Hip Replacement Pain

Managing hip replacement pain in the post-operative period is an important part of your recovery. There is no such thing as a pain-free operation, and hip and knee surgery prove no exception.

In this blog I will cover some of the more common drugs used in the first days after surgery. A range of drugs are available; how they are used, at what dose and how they are administered are affected by specific operations, individual pain-control requirements, your underlying health, plus also what other medications you take.

Hip replacement pain control actually begins with the operation. Spinal anaesthetics, if appropriate, help with immediate post-operative pain relief. An epidural may also be used. This is similar to a spinal anaesthetic, but a catheter allows for ongoing delivery of analgesia into the epidural space. Local anaesthetic is the most common drug used, but sometimes a small dose of narcotic (such as morphine) is also added to augment pain control. These combine to leaves the limb numb, but able to be moved. Epidurals are usually used for only 1-2 days after surgery.

At the end of the surgery, local anaesthetic can be infiltrated around the site of surgery. This can then be augmented with a pain-pump, which continues to infuse local anaesthetic into the wound for some 24-48 hours.

Some patients have a PCA (Patient Controlled Analgesia), where pain relief is administered through a pump when you press a button. The drug is usually a narcotic, such as morphine or fentanyl. Anti-emetic drugs (to stop vomiting) can be added. Only a set dose of the drug can be delivered over a period of time, preventing too much of the drug being delivered.

One of the benefits of a PCA is you can self-administer the pain-relief shortly before doing something which would otherwise be painful – such as getting out of bed, or physiotherapy. (More about the importance of physiotherapy in a later blog!) A PCA is usually in place for around 24-48 hours. If need, the narcotic will be replaced with an oral tablet, such as endone for short term or breakthrough pain, or a longer-acting opioid such as oxycontin. These are weaned as you improve, and are usually needed only for a short time. The main problems with narcotics are drowsiness (so they can help with sleeping at night), nausea, and constipation.

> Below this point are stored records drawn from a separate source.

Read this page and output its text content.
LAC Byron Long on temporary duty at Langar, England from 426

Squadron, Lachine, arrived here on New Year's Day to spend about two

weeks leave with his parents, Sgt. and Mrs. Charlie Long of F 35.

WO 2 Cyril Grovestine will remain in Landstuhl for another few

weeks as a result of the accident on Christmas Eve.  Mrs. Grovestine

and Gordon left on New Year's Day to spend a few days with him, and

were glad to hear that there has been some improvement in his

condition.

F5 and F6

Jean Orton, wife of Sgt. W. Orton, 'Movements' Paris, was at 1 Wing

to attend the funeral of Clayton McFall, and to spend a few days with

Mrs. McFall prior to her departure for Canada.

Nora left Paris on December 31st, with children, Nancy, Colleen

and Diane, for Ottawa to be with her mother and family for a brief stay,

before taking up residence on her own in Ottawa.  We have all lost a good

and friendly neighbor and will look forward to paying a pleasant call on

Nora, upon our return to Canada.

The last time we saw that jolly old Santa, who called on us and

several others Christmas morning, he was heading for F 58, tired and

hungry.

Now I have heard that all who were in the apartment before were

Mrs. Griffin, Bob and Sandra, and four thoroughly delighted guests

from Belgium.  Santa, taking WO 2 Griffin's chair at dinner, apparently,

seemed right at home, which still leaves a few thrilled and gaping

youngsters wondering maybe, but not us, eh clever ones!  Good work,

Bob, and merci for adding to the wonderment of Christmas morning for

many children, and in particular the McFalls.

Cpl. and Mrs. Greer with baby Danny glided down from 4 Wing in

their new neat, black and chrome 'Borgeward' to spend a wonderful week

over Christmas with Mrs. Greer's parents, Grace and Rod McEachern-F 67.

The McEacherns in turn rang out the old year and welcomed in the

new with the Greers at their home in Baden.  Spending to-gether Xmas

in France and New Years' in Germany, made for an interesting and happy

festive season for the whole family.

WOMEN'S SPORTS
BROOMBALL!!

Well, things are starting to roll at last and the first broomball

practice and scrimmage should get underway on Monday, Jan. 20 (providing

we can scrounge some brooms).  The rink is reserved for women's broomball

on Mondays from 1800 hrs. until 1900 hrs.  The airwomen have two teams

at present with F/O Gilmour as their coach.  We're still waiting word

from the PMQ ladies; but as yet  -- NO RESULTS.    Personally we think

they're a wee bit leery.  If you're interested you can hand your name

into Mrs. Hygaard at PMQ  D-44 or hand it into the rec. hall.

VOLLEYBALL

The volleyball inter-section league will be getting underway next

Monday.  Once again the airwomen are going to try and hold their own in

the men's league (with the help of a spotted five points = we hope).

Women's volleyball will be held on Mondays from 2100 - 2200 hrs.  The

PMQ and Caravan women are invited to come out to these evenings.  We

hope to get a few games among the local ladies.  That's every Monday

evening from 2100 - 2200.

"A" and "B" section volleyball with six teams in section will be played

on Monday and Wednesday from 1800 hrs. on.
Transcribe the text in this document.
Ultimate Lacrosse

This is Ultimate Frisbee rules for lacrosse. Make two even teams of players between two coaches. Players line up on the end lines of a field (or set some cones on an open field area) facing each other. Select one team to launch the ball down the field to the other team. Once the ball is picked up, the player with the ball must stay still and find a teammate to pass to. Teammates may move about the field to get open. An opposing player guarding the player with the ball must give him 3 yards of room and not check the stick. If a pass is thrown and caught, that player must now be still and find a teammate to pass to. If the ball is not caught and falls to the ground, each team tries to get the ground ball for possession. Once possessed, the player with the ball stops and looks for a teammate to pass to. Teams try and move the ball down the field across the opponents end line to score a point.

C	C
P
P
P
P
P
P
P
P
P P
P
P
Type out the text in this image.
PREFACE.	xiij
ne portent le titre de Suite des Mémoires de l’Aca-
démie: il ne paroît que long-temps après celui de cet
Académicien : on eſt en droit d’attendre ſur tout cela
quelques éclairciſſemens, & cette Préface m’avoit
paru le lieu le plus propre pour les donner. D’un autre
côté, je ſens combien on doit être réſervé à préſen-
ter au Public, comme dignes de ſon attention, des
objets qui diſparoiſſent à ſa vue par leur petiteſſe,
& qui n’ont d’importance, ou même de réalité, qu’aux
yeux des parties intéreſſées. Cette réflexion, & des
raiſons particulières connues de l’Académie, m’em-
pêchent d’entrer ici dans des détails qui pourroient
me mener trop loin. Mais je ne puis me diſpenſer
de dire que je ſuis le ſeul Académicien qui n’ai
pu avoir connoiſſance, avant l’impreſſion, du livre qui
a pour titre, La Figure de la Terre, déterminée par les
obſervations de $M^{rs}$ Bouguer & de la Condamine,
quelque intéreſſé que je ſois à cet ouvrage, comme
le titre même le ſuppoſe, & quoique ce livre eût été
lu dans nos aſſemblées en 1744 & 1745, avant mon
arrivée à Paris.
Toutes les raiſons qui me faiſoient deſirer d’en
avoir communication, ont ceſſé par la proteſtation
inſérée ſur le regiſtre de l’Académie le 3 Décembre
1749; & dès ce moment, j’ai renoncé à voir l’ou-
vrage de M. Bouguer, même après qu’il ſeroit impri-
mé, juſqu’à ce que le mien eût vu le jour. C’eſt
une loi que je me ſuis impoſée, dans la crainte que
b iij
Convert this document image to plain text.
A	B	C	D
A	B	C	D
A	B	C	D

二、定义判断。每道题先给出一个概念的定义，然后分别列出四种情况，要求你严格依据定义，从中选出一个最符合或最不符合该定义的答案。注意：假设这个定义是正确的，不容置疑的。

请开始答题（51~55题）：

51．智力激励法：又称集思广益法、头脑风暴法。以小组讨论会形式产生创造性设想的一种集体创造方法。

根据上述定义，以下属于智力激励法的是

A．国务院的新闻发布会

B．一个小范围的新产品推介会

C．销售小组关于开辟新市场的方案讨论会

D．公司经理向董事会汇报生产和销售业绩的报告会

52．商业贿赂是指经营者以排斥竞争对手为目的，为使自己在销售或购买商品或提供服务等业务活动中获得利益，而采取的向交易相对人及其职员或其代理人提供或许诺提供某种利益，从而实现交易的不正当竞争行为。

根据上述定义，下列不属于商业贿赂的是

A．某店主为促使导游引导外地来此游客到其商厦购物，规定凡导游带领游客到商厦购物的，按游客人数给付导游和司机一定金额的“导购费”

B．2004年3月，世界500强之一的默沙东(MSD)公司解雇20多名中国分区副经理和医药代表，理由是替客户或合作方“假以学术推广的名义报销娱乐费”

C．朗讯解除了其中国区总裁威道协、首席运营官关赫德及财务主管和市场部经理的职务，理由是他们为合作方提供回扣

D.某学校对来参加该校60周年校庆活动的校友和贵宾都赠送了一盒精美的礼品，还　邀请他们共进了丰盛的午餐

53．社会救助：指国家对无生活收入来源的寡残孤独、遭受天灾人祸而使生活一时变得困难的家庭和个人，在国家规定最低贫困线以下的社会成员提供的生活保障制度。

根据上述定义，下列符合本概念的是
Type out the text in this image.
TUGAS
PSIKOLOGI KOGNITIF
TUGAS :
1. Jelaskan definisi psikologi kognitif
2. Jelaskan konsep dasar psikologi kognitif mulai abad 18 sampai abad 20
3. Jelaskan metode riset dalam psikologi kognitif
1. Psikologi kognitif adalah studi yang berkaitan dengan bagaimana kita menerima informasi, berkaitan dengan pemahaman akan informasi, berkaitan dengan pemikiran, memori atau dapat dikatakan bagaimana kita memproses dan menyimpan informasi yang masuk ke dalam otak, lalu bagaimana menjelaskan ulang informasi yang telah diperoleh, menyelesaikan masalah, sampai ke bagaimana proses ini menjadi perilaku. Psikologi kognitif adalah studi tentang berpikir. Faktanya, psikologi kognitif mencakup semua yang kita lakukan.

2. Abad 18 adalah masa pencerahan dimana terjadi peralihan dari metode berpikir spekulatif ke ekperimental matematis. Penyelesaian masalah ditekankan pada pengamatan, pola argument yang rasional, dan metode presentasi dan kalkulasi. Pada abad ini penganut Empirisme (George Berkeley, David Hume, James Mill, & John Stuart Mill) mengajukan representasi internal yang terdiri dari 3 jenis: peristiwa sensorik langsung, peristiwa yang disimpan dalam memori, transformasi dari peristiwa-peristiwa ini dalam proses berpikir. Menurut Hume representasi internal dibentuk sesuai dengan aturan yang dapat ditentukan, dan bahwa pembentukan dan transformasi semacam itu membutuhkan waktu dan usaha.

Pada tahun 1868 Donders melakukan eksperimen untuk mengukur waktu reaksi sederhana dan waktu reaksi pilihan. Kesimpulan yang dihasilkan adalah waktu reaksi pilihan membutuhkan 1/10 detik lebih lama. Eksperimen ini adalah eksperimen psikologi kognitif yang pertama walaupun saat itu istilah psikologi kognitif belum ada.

Paracetamol (panadol) is often seen as a mild analgesic. After all, it’s used in babies. Yet it forms an excellent base on which to add other pain relief.

Paracetamol works mainly by inhibiting the formation of prostaglandins, which are important in both pain and temperature control. This is similar to how NSAIDs work (more below), but the effect is milder, for paracetamol lacks the anti-inflammatory, anti-platelet and gastric erosion effects of the NSAIDs.

Also, paracetamol can be administered through a drip after surgery if you are not eating. Using regular paracetamol helps to reduce the doses and duration of more potent medication.

Other drugs used include the NSAIDs (non-steroidal anti-inflammatory drugs), such as ibuprofen (brufen) and indomethacin. Like paracetamol, they have a variety of methods of action, but work mainly through the inhibition of prostaglandins. Their main limitation is their side effects; many people can get gastric erosions, nausea, or diarrhoea. They can also increase bleeding, and so must be used cautiously if you are on other blood thinners, such as warfarin.

Pain is important; it protects against further injury by limiting use of the painful joint, and acts as a reminder to protect a damaged part of the body. Pain control is equally important, not only for your emotional well-being, but also for recovery, for helping with mobility, and for getting back to that real world which exists outside the hospital.